There is a strange comfort in the number seven. The seven days of the week. The seven colors of the prism. The seven notes of the scale before the octave folds back on itself. Seven is the fundamental unit of a human season.

In the language of the stars, the planet Saturn takes roughly 28 years to orbit the sun — a journey that naturally divides into four chapters of seven years each. Astrologers have long used this as the map of a human life, and once you see it, you can’t unsee it.

Our first seven years, we cry and someone feeds us.

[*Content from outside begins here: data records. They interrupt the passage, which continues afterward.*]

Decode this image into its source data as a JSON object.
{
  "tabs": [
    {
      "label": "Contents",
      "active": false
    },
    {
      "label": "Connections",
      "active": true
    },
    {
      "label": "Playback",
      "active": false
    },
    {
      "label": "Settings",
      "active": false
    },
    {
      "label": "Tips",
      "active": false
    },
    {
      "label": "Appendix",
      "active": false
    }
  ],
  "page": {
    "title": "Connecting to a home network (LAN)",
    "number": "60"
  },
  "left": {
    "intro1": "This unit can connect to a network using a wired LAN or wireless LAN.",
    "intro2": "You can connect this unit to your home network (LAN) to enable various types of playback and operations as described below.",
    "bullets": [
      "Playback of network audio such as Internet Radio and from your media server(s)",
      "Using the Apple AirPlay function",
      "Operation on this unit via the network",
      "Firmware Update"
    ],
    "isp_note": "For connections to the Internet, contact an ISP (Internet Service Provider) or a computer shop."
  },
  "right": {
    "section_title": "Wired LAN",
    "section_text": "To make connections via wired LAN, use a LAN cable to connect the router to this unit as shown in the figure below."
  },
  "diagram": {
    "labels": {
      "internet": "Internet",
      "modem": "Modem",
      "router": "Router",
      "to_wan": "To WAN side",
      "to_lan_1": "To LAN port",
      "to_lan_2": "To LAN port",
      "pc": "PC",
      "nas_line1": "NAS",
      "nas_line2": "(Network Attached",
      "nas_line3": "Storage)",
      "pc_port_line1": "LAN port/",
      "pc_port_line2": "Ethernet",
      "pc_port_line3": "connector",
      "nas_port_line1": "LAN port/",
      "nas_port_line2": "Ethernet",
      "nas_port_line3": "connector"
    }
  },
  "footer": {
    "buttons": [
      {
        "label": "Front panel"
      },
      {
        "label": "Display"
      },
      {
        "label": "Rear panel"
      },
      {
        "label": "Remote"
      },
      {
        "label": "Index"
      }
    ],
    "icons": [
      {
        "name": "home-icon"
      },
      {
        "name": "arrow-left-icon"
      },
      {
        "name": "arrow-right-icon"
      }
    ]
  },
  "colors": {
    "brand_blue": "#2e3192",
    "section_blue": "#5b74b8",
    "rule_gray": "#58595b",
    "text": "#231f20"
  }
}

We don’t choose our home, our name, or our language. Life happens to us. The next seven, we are running around with brothers and sisters, cousins, the kids next door — learning the unwritten rules of belonging. Life happens around us. Then high school arrives with its brutal social physics, and something shifts. We start becoming someone. Life happens through us. And then — college graduation, a wider world, a door swinging open — we step all the way in. Life simply is us.

Four seasons. One orbit. Twenty-eight years.

Most of us hope to see that orbit spin three times.

Even the absurdist stories I love carry this rhythm. Rose Nylund — played by the legendary Betty White — often spoke of a world where life moved in simple, cyclical patterns, where the punchline was never cruelty but grace. It feels like a quiet wink from the universe that my own mother was named Betty.

While one Betty taught me how to find the light inside the absurd, my Betty taught me the quiet geometry of a life fully lived.

My mom, Betty, died on March 19, 2019 — the very last day of Winter.

She was 84 years old.

The math is heartbreakingly perfect. Twenty-eight years times three. Twelve seasons of seven. She lived the full Grand Year of a human life, and she closed the book on the very last night before the world turned green again. She didn’t just leave. She came full circle.

This month marks seven years since that morning.

Which means Dorothy was right, at least in part. Science confirms it: nearly every cell in my body has turned over since 2019. The skin she last touched. The blood that carried my initial shock. They’ve been replaced, rebuilt, quietly renewed. I am, in a very real biological sense, a new person.

But there is a beautiful glitch in the system.

The cells of the heart muscle are among the few that stay with us for life. They don’t refresh. They don’t swap out. They hold their ground.

It turns out Dorothy was only mostly right.

We do get a fresh start. But we are allowed to keep the permanent equipment — the original heart that loved her, still beating. Still here. Ready for the Spring.